Fig. 6. VCP activity against pathologic tau fibrils and cellular tau aggregates.

(A) Electron microscopy of human AD tissue derived PHF tau fibrils after treatment with recombinant VCP, UFD1, NPLOC4, and either ATPγS or ATP (n=3). Scales bars are 50 nm. (B) Electron microscopy of VCP tau disaggregase reactions with recombinant WT VCP protein versus MSP, p.Asp395Gly (DG), and D2 mutant VCP proteins (n=3). Scales bars are 50 nm. (C) Schematic of tau seeding in tau biosensor cells. (D and E) Biosensor cells expressing WT or mutant VCP were transduced with human AD tissue derived pathologic tau (n=5). (D) FRET signal was assessed by flow cytometry and shown as beta +/− SEM (mixed effects model: MSP ****p<0.0001; **DG p=0.0095, *D2 p=0.0126). (E) Representative confocal fluorescence microscopy images of biosensor cells with intracellular tau aggregates (green) and DAPI nuclear counterstain (blue). Scale bar is 10 μm.

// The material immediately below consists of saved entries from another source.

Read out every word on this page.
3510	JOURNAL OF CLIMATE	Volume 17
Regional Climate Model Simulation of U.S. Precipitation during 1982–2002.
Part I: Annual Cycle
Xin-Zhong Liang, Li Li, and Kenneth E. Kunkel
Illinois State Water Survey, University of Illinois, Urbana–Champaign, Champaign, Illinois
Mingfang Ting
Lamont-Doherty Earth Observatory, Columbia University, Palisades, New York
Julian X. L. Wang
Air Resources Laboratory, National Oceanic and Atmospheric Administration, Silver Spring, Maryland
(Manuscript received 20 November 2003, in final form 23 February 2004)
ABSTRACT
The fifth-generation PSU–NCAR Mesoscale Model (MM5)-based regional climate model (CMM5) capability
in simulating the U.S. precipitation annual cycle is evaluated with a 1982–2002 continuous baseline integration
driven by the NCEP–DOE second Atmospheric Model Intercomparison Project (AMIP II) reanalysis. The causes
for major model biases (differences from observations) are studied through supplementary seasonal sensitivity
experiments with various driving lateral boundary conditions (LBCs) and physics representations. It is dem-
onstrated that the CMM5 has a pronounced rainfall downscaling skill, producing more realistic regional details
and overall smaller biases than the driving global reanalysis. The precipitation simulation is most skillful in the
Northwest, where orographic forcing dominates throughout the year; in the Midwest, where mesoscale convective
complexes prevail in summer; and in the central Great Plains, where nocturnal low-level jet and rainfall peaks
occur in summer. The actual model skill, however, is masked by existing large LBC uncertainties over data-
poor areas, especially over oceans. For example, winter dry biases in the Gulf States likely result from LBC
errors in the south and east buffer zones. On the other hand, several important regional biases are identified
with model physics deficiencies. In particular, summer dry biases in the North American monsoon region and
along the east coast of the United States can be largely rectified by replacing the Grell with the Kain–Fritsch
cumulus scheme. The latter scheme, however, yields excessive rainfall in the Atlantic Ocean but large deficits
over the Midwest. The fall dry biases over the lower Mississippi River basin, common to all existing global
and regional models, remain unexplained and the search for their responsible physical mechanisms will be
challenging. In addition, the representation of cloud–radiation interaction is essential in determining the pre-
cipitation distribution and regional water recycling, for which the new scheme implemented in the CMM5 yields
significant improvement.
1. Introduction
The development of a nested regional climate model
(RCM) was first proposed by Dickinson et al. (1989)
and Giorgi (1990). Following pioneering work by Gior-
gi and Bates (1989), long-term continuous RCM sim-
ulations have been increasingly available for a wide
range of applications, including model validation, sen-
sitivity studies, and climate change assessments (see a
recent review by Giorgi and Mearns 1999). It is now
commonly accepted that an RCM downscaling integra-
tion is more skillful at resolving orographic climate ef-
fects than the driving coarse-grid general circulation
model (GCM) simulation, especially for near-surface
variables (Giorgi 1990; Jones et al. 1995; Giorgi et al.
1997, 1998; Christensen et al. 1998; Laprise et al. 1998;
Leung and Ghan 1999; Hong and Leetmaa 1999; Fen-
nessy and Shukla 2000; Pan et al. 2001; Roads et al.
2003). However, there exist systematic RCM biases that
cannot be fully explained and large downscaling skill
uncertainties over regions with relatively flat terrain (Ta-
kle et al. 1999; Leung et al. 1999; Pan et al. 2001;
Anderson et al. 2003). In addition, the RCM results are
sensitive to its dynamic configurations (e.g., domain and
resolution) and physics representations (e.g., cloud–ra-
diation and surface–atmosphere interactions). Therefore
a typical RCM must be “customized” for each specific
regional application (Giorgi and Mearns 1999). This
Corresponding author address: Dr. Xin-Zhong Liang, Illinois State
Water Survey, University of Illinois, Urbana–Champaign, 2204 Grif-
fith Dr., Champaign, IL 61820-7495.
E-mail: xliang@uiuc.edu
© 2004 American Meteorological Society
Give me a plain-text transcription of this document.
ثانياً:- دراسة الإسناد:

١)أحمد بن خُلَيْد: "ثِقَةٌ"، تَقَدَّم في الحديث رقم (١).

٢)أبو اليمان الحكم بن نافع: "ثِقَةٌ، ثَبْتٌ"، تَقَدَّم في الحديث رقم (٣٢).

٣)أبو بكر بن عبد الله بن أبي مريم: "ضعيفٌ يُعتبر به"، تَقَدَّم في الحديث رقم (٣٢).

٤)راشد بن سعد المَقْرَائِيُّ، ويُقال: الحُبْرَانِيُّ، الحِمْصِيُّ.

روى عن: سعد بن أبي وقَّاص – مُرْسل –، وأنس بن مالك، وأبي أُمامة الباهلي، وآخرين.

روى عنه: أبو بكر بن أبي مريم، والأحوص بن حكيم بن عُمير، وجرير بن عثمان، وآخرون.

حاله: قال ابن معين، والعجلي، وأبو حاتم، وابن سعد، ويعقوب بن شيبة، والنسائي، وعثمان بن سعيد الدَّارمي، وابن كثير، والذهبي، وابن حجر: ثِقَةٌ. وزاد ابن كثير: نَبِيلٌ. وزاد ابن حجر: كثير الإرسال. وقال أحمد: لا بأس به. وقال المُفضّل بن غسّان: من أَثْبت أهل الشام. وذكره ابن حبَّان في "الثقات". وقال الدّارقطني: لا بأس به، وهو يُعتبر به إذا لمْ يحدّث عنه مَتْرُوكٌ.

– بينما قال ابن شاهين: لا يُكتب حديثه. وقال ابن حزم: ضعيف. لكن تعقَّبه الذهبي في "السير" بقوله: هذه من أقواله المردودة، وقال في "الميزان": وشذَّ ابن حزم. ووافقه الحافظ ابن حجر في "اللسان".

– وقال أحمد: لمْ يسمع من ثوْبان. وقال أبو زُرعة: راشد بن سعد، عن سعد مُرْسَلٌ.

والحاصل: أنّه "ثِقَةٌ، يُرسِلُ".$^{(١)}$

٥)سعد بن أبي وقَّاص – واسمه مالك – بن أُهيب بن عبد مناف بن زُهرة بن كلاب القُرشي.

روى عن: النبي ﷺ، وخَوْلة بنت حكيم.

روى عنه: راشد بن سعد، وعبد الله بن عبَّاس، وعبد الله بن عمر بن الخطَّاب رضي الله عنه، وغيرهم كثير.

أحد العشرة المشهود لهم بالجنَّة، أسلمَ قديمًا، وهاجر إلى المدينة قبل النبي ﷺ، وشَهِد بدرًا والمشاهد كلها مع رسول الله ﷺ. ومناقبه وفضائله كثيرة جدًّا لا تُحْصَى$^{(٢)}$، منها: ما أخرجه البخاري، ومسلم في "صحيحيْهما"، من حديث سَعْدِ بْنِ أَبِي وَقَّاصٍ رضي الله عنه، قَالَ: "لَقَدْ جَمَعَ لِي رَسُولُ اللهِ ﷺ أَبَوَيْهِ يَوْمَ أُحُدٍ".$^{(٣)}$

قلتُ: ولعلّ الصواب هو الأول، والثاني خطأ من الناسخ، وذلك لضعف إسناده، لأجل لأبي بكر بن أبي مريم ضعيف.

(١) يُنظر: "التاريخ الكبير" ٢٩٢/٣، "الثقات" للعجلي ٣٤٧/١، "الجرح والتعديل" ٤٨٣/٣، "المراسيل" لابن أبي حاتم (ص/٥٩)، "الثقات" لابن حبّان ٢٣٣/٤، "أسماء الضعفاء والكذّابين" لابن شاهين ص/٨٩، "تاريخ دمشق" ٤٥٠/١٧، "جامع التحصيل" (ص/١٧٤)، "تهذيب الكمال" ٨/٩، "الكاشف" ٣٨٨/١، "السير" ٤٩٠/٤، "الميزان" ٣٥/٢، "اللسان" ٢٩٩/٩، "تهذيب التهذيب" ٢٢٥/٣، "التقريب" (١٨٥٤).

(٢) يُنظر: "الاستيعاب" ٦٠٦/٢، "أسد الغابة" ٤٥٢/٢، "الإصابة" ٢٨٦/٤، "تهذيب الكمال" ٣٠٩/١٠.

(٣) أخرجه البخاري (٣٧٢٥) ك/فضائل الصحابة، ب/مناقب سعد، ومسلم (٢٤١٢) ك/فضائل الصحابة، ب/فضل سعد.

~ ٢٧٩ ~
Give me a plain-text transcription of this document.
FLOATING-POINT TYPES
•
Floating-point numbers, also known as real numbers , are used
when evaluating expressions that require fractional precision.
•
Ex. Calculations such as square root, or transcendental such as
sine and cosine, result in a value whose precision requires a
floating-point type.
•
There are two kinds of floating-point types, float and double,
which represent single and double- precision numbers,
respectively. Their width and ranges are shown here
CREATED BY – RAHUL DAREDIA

Fig. 7. p.Asp395Gly VCP exacerbates tau pathology in vivo.

(A) Semiquantitative analysis of AT8-positive phospho-tau pathology. Six-month old wild-type (+/+), heterozygous p.Asp395Gly (DG/+), and homozygous p.Asp395Gly (DG/DG) knock-in mice analyzed three months after injection of pathologic tau in the right dorsal hippocampus and overlying cortex (n=6-7 mice per genotype). Semiquantitative scores were averaged across mice of the same genotype and mapped onto coronal brain maps (grey=no pathology, red=severe pathology). (B) Regional quantitative analysis of AT8-positive phospho-tau pathology. The number of AT8-positive neurons was counted across different brain regions, shown as beta +/− SEM (mixed effects model: DG/+ p=0.0005; DG/DG p<0.0001). (C) Tau pathology in p.Asp395Gly knock-in mice. Representative AT8 immunostained images are shown. Scale bars are 10 μm. LSN lateral septal nucleus, DHP dorsal hippocampus, RM retromammillary nucleus, VHP ventral hippocampus, ENT entorhinal cortex, c contralateral.